キッチンが狭いので満足いかない出来になることもあって、料理が「嫌い」に傾きそうになる瞬間もあるけれど、その完璧主義的な感情と向き合って堪え忍んだりするのも私にとっては自炊なんだと感じています。

ほかにもさぼてんでヒレカツ弁当を買ってきたり、パン屋で気の向くままパンを買ったり、ファミリーマートでツナマヨネーズのおにぎりを二つ買って片手で作業したり、いつも激空きのインドカレー屋でパソコンを開きながら作業させてもらったり、夜マックを意気込んだり、辛いのほんとうにダメなのに松屋の激辛カレーで自傷したり、そういう外食や中食を定期的に利用することもあります。

食器が欠けたり、箸のデザインが剥げたり、あんなにあった米がいつの間にかなくなったり、備えてあるチキンラーメンに毎日ドキドキしたり、ベストタイミングで食器洗い用のスポンジを交換できたときに優越感をおぼえたり、パウチカレーのうまさに毎度の衝撃を受けたり、冷蔵庫のなかで放置された残り物を申し訳なさそうに処分したり、時短のために冷凍してある野菜やお肉があまり機能しなくて逆に献立のノイズになってしまったり、そもそも調達のときに冷蔵庫や冷凍庫にあったっけと記憶力のなさに自己嫌悪したり、ニトリで調達してきた食器がやっと戸棚でなじんだことをよろこんだり、時間を惜しんでガス火を消し忘れてピピピと指摘されたり。
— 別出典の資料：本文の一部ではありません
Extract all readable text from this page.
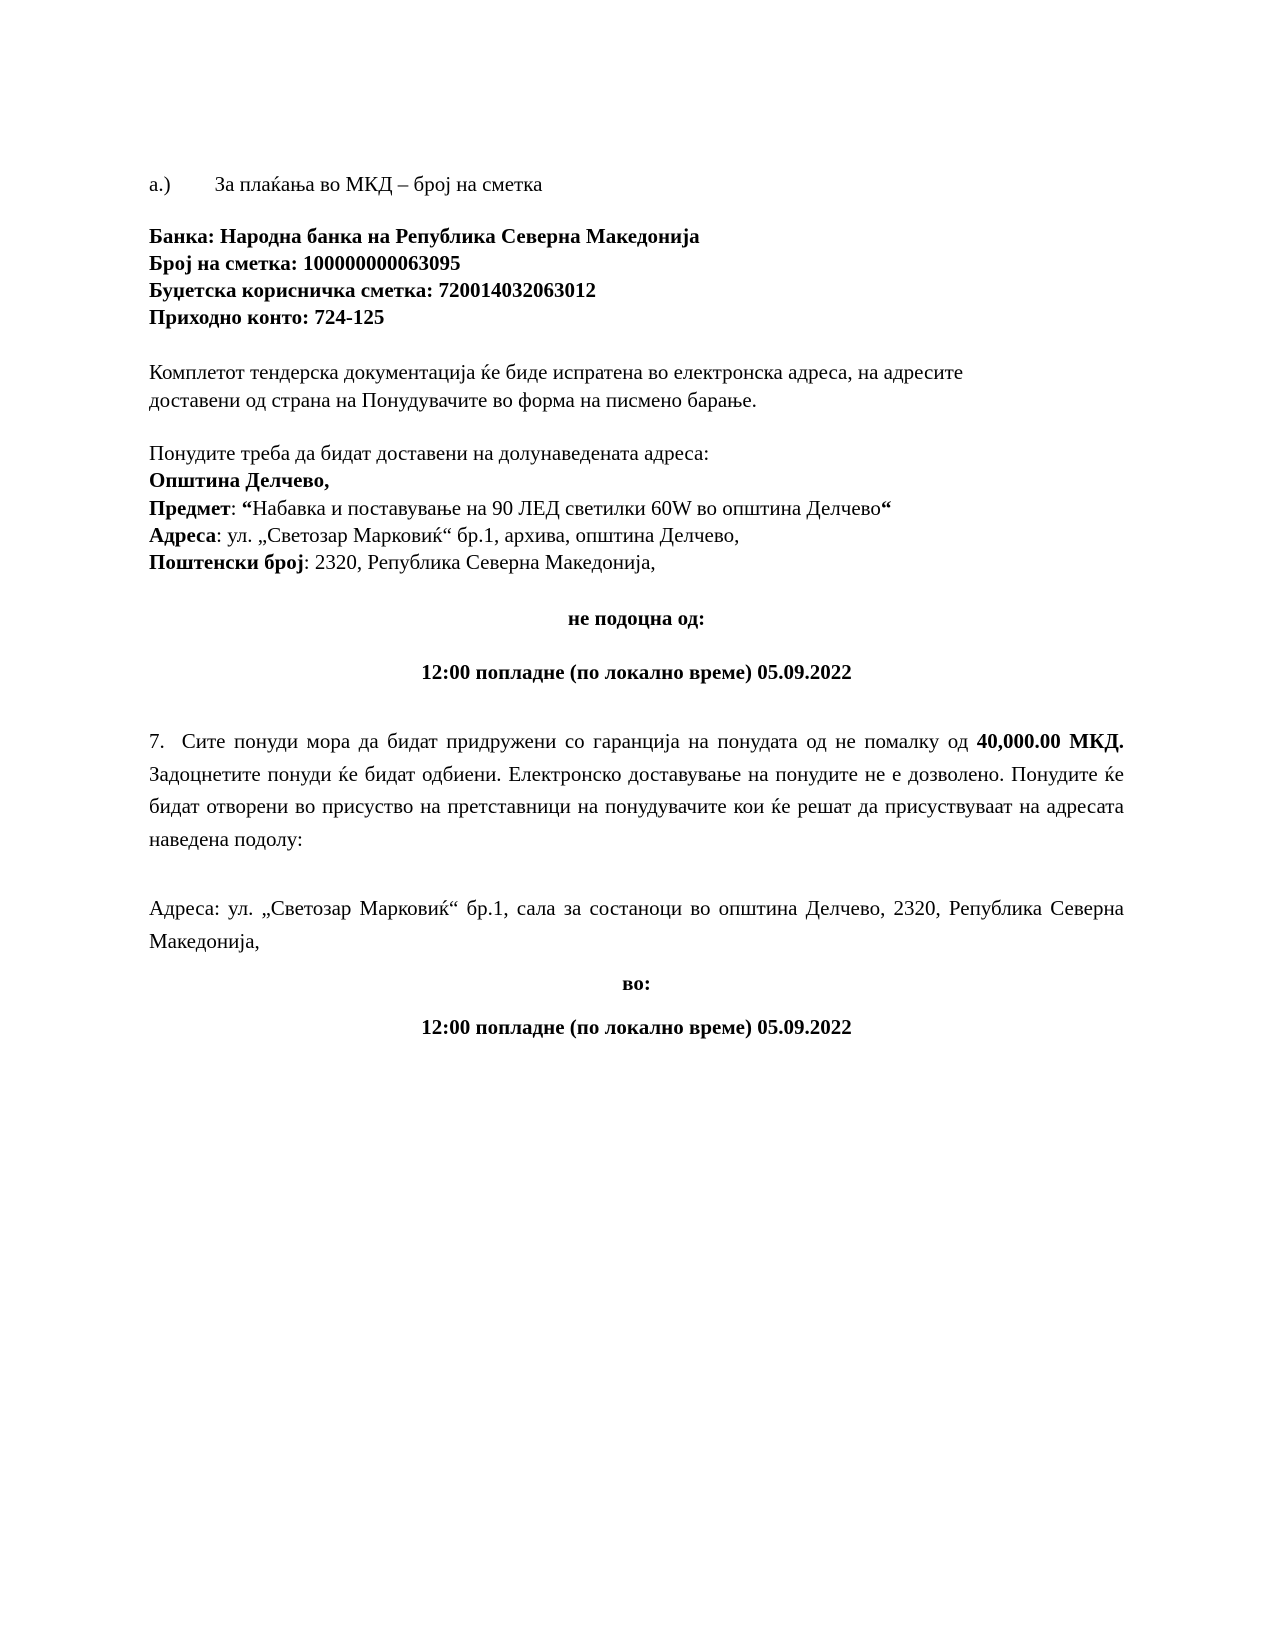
a.) За плаќања во МКД – број на сметка
Банка: Народна банка на Република Северна Македонија
Број на сметка: 100000000063095
Буџетска корисничка сметка: 720014032063012
Приходно конто: 724-125
Комплетот тендерска документација ќе биде испратена во електронска адреса, на адресите
доставени од страна на Понудувачите во форма на писмено барање.
Понудите треба да бидат доставени на долунаведената адреса:
Општина Делчево,
Предмет: “Набавка и поставување на 90 ЛЕД светилки 60W во општина Делчево“
Адреса: ул. „Светозар Марковиќ“ бр.1, архива, општина Делчево,
Поштенски број: 2320, Република Северна Македонија,
не подоцна од:
12:00 попладне (по локално време) 05.09.2022
7. Сите понуди мора да бидат придружени со гаранција на понудата од не помалку од 40,000.00 МКД. Задоцнетите понуди ќе бидат одбиени. Електронско доставување на понудите не е дозволено. Понудите ќе бидат отворени во присуство на претставници на понудувачите кои ќе решат да присуствуваат на адресата наведена подолу:
Адреса: ул. „Светозар Марковиќ“ бр.1, сала за состаноци во општина Делчево, 2320, Република Северна Македонија,
во:
12:00 попладне (по локално време) 05.09.2022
それらすべてが自炊ということばに回収されてひらべったくなっていくことに、わずかばかりの寂しさを感じます。

自炊の是非を議論したいひとたちは機会費用の損失という概念を持ち出しますが、それは自炊の矮小化だと思います。外食のほうがトータルで得とか、自炊のほうが食費が安く済むとか、エコノミックな話になりがちです。私自身、タイムイズマネーという発想がゼロではないので、そういった議論に乗っかってしまいそうになるときもあります。たしかに時間を大切にするのは大事です(私もよく時短を試みます)。ただ、自炊経験のあれやこれを薄っぺらくしてまでタイムイズマネーを唱えたくはないのです。自炊の経験というのはとてもいきいきしていて、その経験の価値は時間では測れないなあという実感をたどりたくて、自炊を考え直してみました。
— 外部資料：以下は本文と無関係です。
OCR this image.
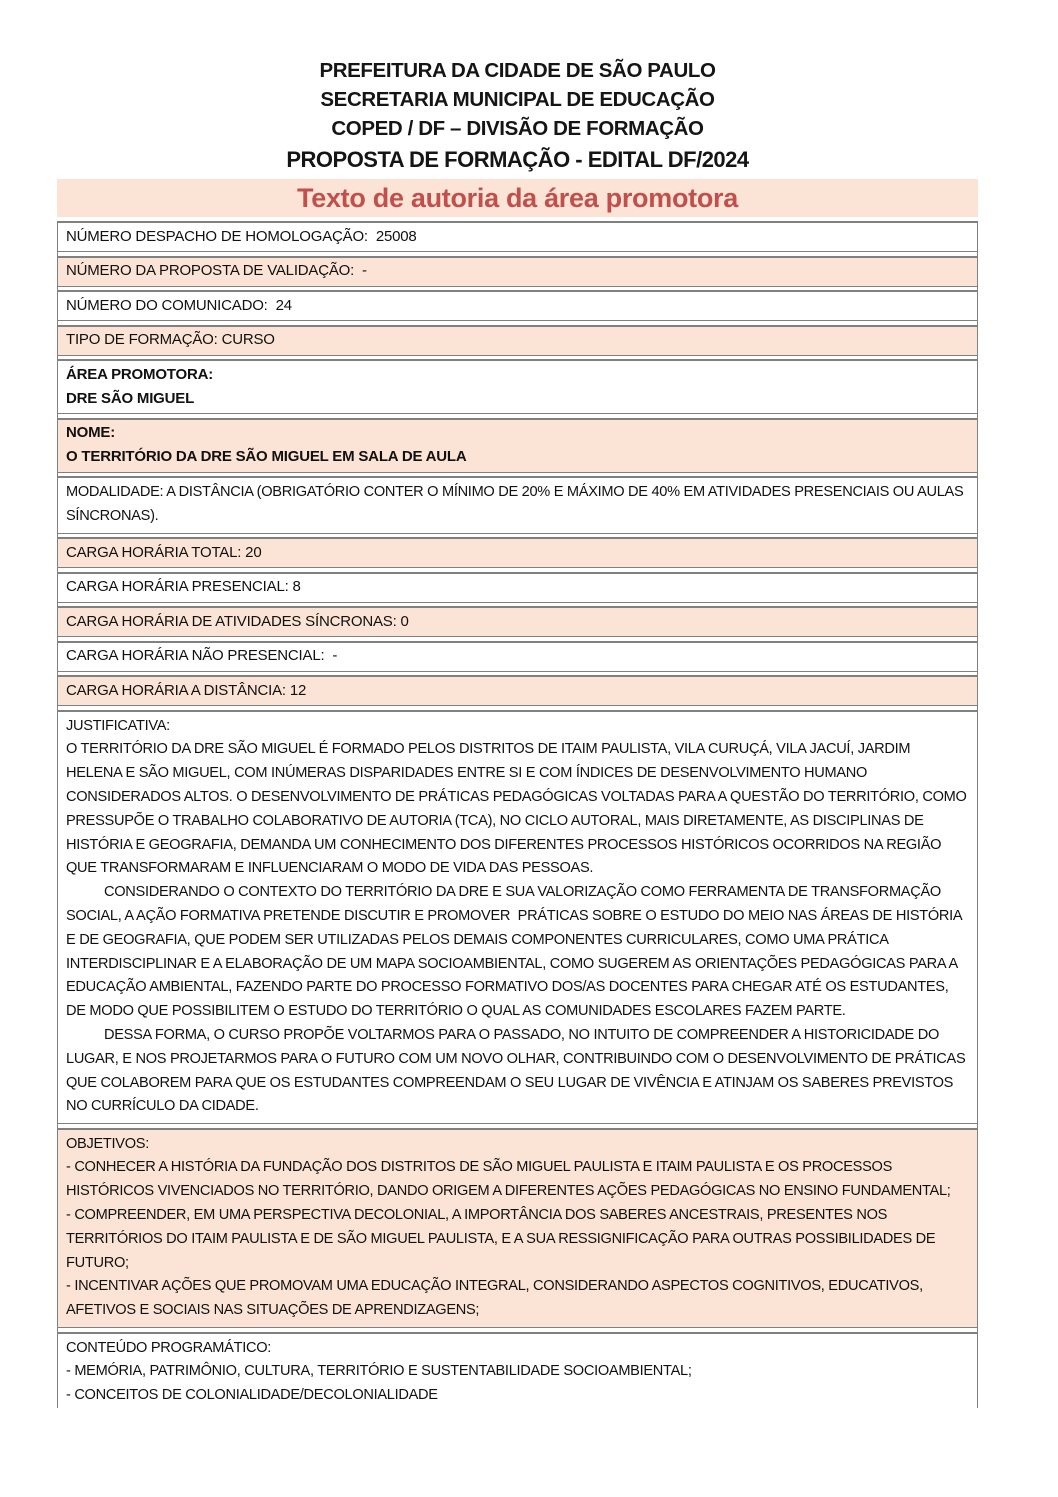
PREFEITURA DA CIDADE DE SÃO PAULO
SECRETARIA MUNICIPAL DE EDUCAÇÃO
COPED / DF – DIVISÃO DE FORMAÇÃO
PROPOSTA DE FORMAÇÃO - EDITAL DF/2024
Texto de autoria da área promotora

NÚMERO DESPACHO DE HOMOLOGAÇÃO:  25008

NÚMERO DA PROPOSTA DE VALIDAÇÃO:  -

NÚMERO DO COMUNICADO:  24

TIPO DE FORMAÇÃO: CURSO

ÁREA PROMOTORA:

DRE SÃO MIGUEL

NOME:

O TERRITÓRIO DA DRE SÃO MIGUEL EM SALA DE AULA

MODALIDADE: A DISTÂNCIA (OBRIGATÓRIO CONTER O MÍNIMO DE 20% E MÁXIMO DE 40% EM ATIVIDADES PRESENCIAIS OU AULAS SÍNCRONAS).

CARGA HORÁRIA TOTAL: 20

CARGA HORÁRIA PRESENCIAL: 8

CARGA HORÁRIA DE ATIVIDADES SÍNCRONAS: 0

CARGA HORÁRIA NÃO PRESENCIAL:  -

CARGA HORÁRIA A DISTÂNCIA: 12

JUSTIFICATIVA:

O TERRITÓRIO DA DRE SÃO MIGUEL É FORMADO PELOS DISTRITOS DE ITAIM PAULISTA, VILA CURUÇÁ, VILA JACUÍ, JARDIM HELENA E SÃO MIGUEL, COM INÚMERAS DISPARIDADES ENTRE SI E COM ÍNDICES DE DESENVOLVIMENTO HUMANO CONSIDERADOS ALTOS. O DESENVOLVIMENTO DE PRÁTICAS PEDAGÓGICAS VOLTADAS PARA A QUESTÃO DO TERRITÓRIO, COMO PRESSUPÕE O TRABALHO COLABORATIVO DE AUTORIA (TCA), NO CICLO AUTORAL, MAIS DIRETAMENTE, AS DISCIPLINAS DE HISTÓRIA E GEOGRAFIA, DEMANDA UM CONHECIMENTO DOS DIFERENTES PROCESSOS HISTÓRICOS OCORRIDOS NA REGIÃO QUE TRANSFORMARAM E INFLUENCIARAM O MODO DE VIDA DAS PESSOAS.

CONSIDERANDO O CONTEXTO DO TERRITÓRIO DA DRE E SUA VALORIZAÇÃO COMO FERRAMENTA DE TRANSFORMAÇÃO SOCIAL, A AÇÃO FORMATIVA PRETENDE DISCUTIR E PROMOVER  PRÁTICAS SOBRE O ESTUDO DO MEIO NAS ÁREAS DE HISTÓRIA E DE GEOGRAFIA, QUE PODEM SER UTILIZADAS PELOS DEMAIS COMPONENTES CURRICULARES, COMO UMA PRÁTICA INTERDISCIPLINAR E A ELABORAÇÃO DE UM MAPA SOCIOAMBIENTAL, COMO SUGEREM AS ORIENTAÇÕES PEDAGÓGICAS PARA A EDUCAÇÃO AMBIENTAL, FAZENDO PARTE DO PROCESSO FORMATIVO DOS/AS DOCENTES PARA CHEGAR ATÉ OS ESTUDANTES, DE MODO QUE POSSIBILITEM O ESTUDO DO TERRITÓRIO O QUAL AS COMUNIDADES ESCOLARES FAZEM PARTE.

DESSA FORMA, O CURSO PROPÕE VOLTARMOS PARA O PASSADO, NO INTUITO DE COMPREENDER A HISTORICIDADE DO LUGAR, E NOS PROJETARMOS PARA O FUTURO COM UM NOVO OLHAR, CONTRIBUINDO COM O DESENVOLVIMENTO DE PRÁTICAS QUE COLABOREM PARA QUE OS ESTUDANTES COMPREENDAM O SEU LUGAR DE VIVÊNCIA E ATINJAM OS SABERES PREVISTOS NO CURRÍCULO DA CIDADE.

OBJETIVOS:

- CONHECER A HISTÓRIA DA FUNDAÇÃO DOS DISTRITOS DE SÃO MIGUEL PAULISTA E ITAIM PAULISTA E OS PROCESSOS HISTÓRICOS VIVENCIADOS NO TERRITÓRIO, DANDO ORIGEM A DIFERENTES AÇÕES PEDAGÓGICAS NO ENSINO FUNDAMENTAL;

- COMPREENDER, EM UMA PERSPECTIVA DECOLONIAL, A IMPORTÂNCIA DOS SABERES ANCESTRAIS, PRESENTES NOS TERRITÓRIOS DO ITAIM PAULISTA E DE SÃO MIGUEL PAULISTA, E A SUA RESSIGNIFICAÇÃO PARA OUTRAS POSSIBILIDADES DE FUTURO;

- INCENTIVAR AÇÕES QUE PROMOVAM UMA EDUCAÇÃO INTEGRAL, CONSIDERANDO ASPECTOS COGNITIVOS, EDUCATIVOS, AFETIVOS E SOCIAIS NAS SITUAÇÕES DE APRENDIZAGENS;

CONTEÚDO PROGRAMÁTICO:

- MEMÓRIA, PATRIMÔNIO, CULTURA, TERRITÓRIO E SUSTENTABILIDADE SOCIOAMBIENTAL;

- CONCEITOS DE COLONIALIDADE/DECOLONIALIDADE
わるくない、むしろいい。私は生活が好きで、たぶん、シンク下に忍ばせてあるサッポロ一番みそラーメンに食指が動くかどうかで一喜一憂したい。「つかれたあ、今日はサッポロにするか、んーいや、今日は餃子にしよう、中華だぜ、あ、でもつくるのだるいからセブンのやつにしよう、あれマジでうまいし、とりあえずご飯だけ炊いとこ、醤油まだあったっけ、先週買ったばっかだ、飲み物は水と、あとなんか炭酸系とか買うか、いやジュースつくるか」という一連のめでたい思考回路が愛しい。なににするか、どっちにするか、どこからどう調達するか、調理方法はどうするか、自炊のなかでじぶんの問いに答えていくことで昨日のじぶんと今日のじぶん、朝のじぶんと夜のじぶんがまったくちがうことを知ります。めんどうなこともあるけれど、それ自体が幸福だ。